While the impact of hunters withdrawing their support from Dick's lingered for several quarters, the sporting-goods retailer saw its base firm up and sales began to grow again. That undoubtedly has made it an easy decision for Dick's to dramatically scale up the elimination of hunting items from its stores, and at some point, firearms will not be considered part of the sporting-goods business for the retailer.

Everything is better

That is evident from the comments of chairman and CEO Ed Stack, who said the changes Dick's made to its business last year "fueled our strongest annual comp sales gain since 2012 and a 14% increase in non-GAAP earnings per diluted share over 2018."

The sporting-goods company reported adjusted net income of $113.3 million, or $1.32 per share, well ahead of the consensus estimates of just $1.22 per share. The adjustments excluded a $48.8 million restructuring charge related to the changes made in the hunting category.

Beyond firearms, though, Dick's said it saw strong results in each of its primary businesses of hardlines, apparel, and footwear -- pretty much identical to the performance achieved in the third quarter when Stack pointed to their growth as "a pretty good sign that the structural foundation of the businesses [is] in pretty good shape."

Coronavirus clouds the future

While the retailer avoided the worst aspects of the trade war with China last year, it has sounded a more cautionary tone with regards to the coronavirus outbreak and the impact it may have on its business. Much of Dick's inventory in many departments is sourced from China, and even products from other manufacturers rely upon China for their goods. Therefore, the effects of the COVID-19 virus could be material as the supply chain is disrupted.
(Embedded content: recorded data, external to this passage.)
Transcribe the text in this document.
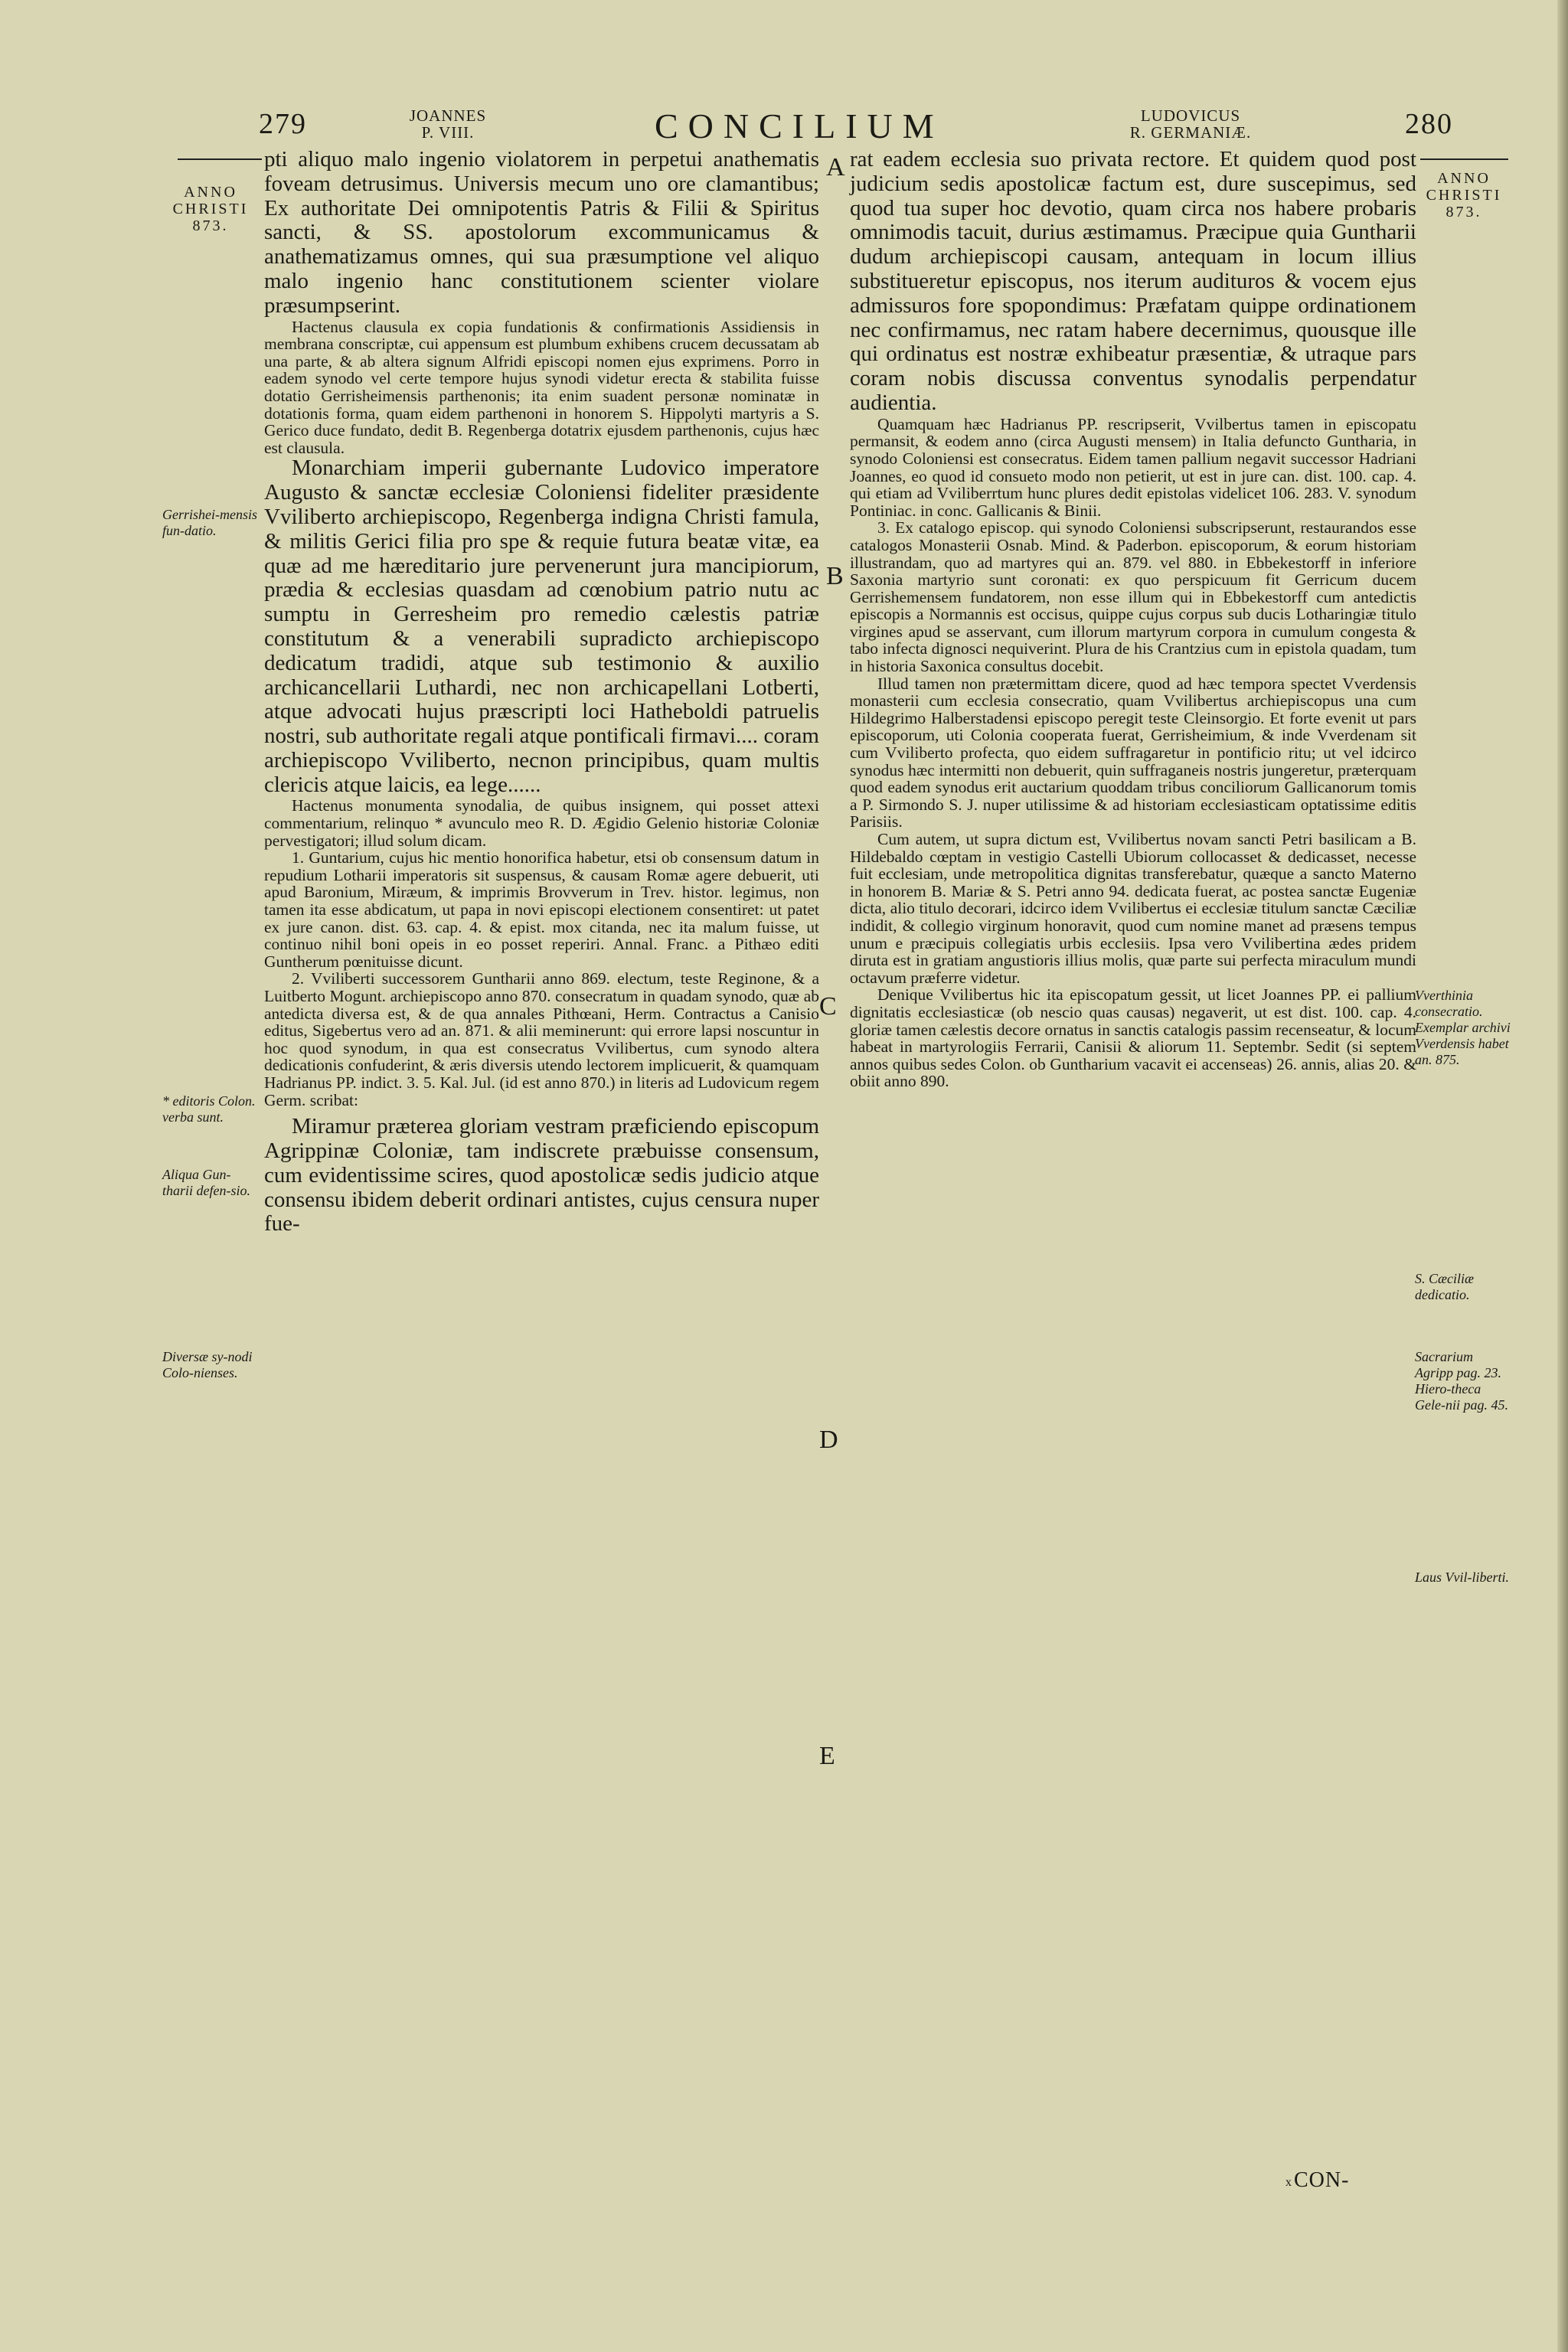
279	JOANNES
P. VIII.	CONCILIUM	LUDOVICUS
R. GERMANIÆ.	280
ANNO CHRISTI 873.
ANNO CHRISTI 873.
Gerrishei-mensis fun-datio.
* editoris Colon. verba sunt.
Aliqua Gun-tharii defen-sio.
Diversæ sy-nodi Colo-nienses.
Vverthinia consecratio. Exemplar archivi Vverdensis habet an. 875.
S. Cæciliæ dedicatio.
Sacrarium Agripp pag. 23. Hiero-theca Gele-nii pag. 45.
Laus Vvil-liberti.
A
B
C
D
E

pti aliquo malo ingenio violatorem in perpetui anathematis foveam detrusimus. Universis mecum uno ore clamantibus; Ex authoritate Dei omnipotentis Patris & Filii & Spiritus sancti, & SS. apostolorum excommunicamus & anathematizamus omnes, qui sua præsumptione vel aliquo malo ingenio hanc constitutionem scienter violare præsumpserint.

Hactenus clausula ex copia fundationis & confirmationis Assidiensis in membrana conscriptæ, cui appensum est plumbum exhibens crucem decussatam ab una parte, & ab altera signum Alfridi episcopi nomen ejus exprimens. Porro in eadem synodo vel certe tempore hujus synodi videtur erecta & stabilita fuisse dotatio Gerrisheimensis parthenonis; ita enim suadent personæ nominatæ in dotationis forma, quam eidem parthenoni in honorem S. Hippolyti martyris a S. Gerico duce fundato, dedit B. Regenberga dotatrix ejusdem parthenonis, cujus hæc est clausula.

Monarchiam imperii gubernante Ludovico imperatore Augusto & sanctæ ecclesiæ Coloniensi fideliter præsidente Vviliberto archiepiscopo, Regenberga indigna Christi famula, & militis Gerici filia pro spe & requie futura beatæ vitæ, ea quæ ad me hæreditario jure pervenerunt jura mancipiorum, prædia & ecclesias quasdam ad cœnobium patrio nutu ac sumptu in Gerresheim pro remedio cælestis patriæ constitutum & a venerabili supradicto archiepiscopo dedicatum tradidi, atque sub testimonio & auxilio archicancellarii Luthardi, nec non archicapellani Lotberti, atque advocati hujus præscripti loci Hatheboldi patruelis nostri, sub authoritate regali atque pontificali firmavi.... coram archiepiscopo Vviliberto, necnon principibus, quam multis clericis atque laicis, ea lege......

Hactenus monumenta synodalia, de quibus insignem, qui posset attexi commentarium, relinquo * avunculo meo R. D. Ægidio Gelenio historiæ Coloniæ pervestigatori; illud solum dicam.

1. Guntarium, cujus hic mentio honorifica habetur, etsi ob consensum datum in repudium Lotharii imperatoris sit suspensus, & causam Romæ agere debuerit, uti apud Baronium, Miræum, & imprimis Brovverum in Trev. histor. legimus, non tamen ita esse abdicatum, ut papa in novi episcopi electionem consentiret: ut patet ex jure canon. dist. 63. cap. 4. & epist. mox citanda, nec ita malum fuisse, ut continuo nihil boni opeis in eo posset reperiri. Annal. Franc. a Pithæo editi Guntherum pœnituisse dicunt.

2. Vviliberti successorem Guntharii anno 869. electum, teste Reginone, & a Luitberto Mogunt. archiepiscopo anno 870. consecratum in quadam synodo, quæ ab antedicta diversa est, & de qua annales Pithœani, Herm. Contractus a Canisio editus, Sigebertus vero ad an. 871. & alii meminerunt: qui errore lapsi noscuntur in hoc quod synodum, in qua est consecratus Vvilibertus, cum synodo altera dedicationis confuderint, & æris diversis utendo lectorem implicuerit, & quamquam Hadrianus PP. indict. 3. 5. Kal. Jul. (id est anno 870.) in literis ad Ludovicum regem Germ. scribat:

Miramur præterea gloriam vestram præficiendo episcopum Agrippinæ Coloniæ, tam indiscrete præbuisse consensum, cum evidentissime scires, quod apostolicæ sedis judicio atque consensu ibidem deberit ordinari antistes, cujus censura nuper fue-

rat eadem ecclesia suo privata rectore. Et quidem quod post judicium sedis apostolicæ factum est, dure suscepimus, sed quod tua super hoc devotio, quam circa nos habere probaris omnimodis tacuit, durius æstimamus. Præcipue quia Guntharii dudum archiepiscopi causam, antequam in locum illius substitueretur episcopus, nos iterum audituros & vocem ejus admissuros fore spopondimus: Præfatam quippe ordinationem nec confirmamus, nec ratam habere decernimus, quousque ille qui ordinatus est nostræ exhibeatur præsentiæ, & utraque pars coram nobis discussa conventus synodalis perpendatur audientia.

Quamquam hæc Hadrianus PP. rescripserit, Vvilbertus tamen in episcopatu permansit, & eodem anno (circa Augusti mensem) in Italia defuncto Guntharia, in synodo Coloniensi est consecratus. Eidem tamen pallium negavit successor Hadriani Joannes, eo quod id consueto modo non petierit, ut est in jure can. dist. 100. cap. 4. qui etiam ad Vviliberrtum hunc plures dedit epistolas videlicet 106. 283. V. synodum Pontiniac. in conc. Gallicanis & Binii.

3. Ex catalogo episcop. qui synodo Coloniensi subscripserunt, restaurandos esse catalogos Monasterii Osnab. Mind. & Paderbon. episcoporum, & eorum historiam illustrandam, quo ad martyres qui an. 879. vel 880. in Ebbekestorff in inferiore Saxonia martyrio sunt coronati: ex quo perspicuum fit Gerricum ducem Gerrishemensem fundatorem, non esse illum qui in Ebbekestorff cum antedictis episcopis a Normannis est occisus, quippe cujus corpus sub ducis Lotharingiæ titulo virgines apud se asservant, cum illorum martyrum corpora in cumulum congesta & tabo infecta dignosci nequiverint. Plura de his Crantzius cum in epistola quadam, tum in historia Saxonica consultus docebit.

Illud tamen non prætermittam dicere, quod ad hæc tempora spectet Vverdensis monasterii cum ecclesia consecratio, quam Vvilibertus archiepiscopus una cum Hildegrimo Halberstadensi episcopo peregit teste Cleinsorgio. Et forte evenit ut pars episcoporum, uti Colonia cooperata fuerat, Gerrisheimium, & inde Vverdenam sit cum Vviliberto profecta, quo eidem suffragaretur in pontificio ritu; ut vel idcirco synodus hæc intermitti non debuerit, quin suffraganeis nostris jungeretur, præterquam quod eadem synodus erit auctarium quoddam tribus conciliorum Gallicanorum tomis a P. Sirmondo S. J. nuper utilissime & ad historiam ecclesiasticam optatissime editis Parisiis.

Cum autem, ut supra dictum est, Vvilibertus novam sancti Petri basilicam a B. Hildebaldo cœptam in vestigio Castelli Ubiorum collocasset & dedicasset, necesse fuit ecclesiam, unde metropolitica dignitas transferebatur, quæque a sancto Materno in honorem B. Mariæ & S. Petri anno 94. dedicata fuerat, ac postea sanctæ Eugeniæ dicta, alio titulo decorari, idcirco idem Vvilibertus ei ecclesiæ titulum sanctæ Cæciliæ indidit, & collegio virginum honoravit, quod cum nomine manet ad præsens tempus unum e præcipuis collegiatis urbis ecclesiis. Ipsa vero Vvilibertina ædes pridem diruta est in gratiam angustioris illius molis, quæ parte sui perfecta miraculum mundi octavum præferre videtur.

Denique Vvilibertus hic ita episcopatum gessit, ut licet Joannes PP. ei pallium dignitatis ecclesiasticæ (ob nescio quas causas) negaverit, ut est dist. 100. cap. 4. gloriæ tamen cælestis decore ornatus in sanctis catalogis passim recenseatur, & locum habeat in martyrologiis Ferrarii, Canisii & aliorum 11. Septembr. Sedit (si septem annos quibus sedes Colon. ob Guntharium vacavit ei accenseas) 26. annis, alias 20. & obiit anno 890.

x CON-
However, Dick's said it doesn't expect to feel anything until the second quarter, though it may linger for some time after as full-year guidance is muted. It forecasts same-store sales to be flat to up 2%, versus the 3.7% gain it reported in 2019, though earnings are expected to be in a range of $3.60 to $4 per share compared to the $3.69 per share it just recorded.

The results, however, suggest Dick's Sporting Goods' goal of becoming an all-seasons retailer that minimizes the fluctuations from quarter to quarter, especially by eliminating the volatility associated with the firearms industry, is working according to plan.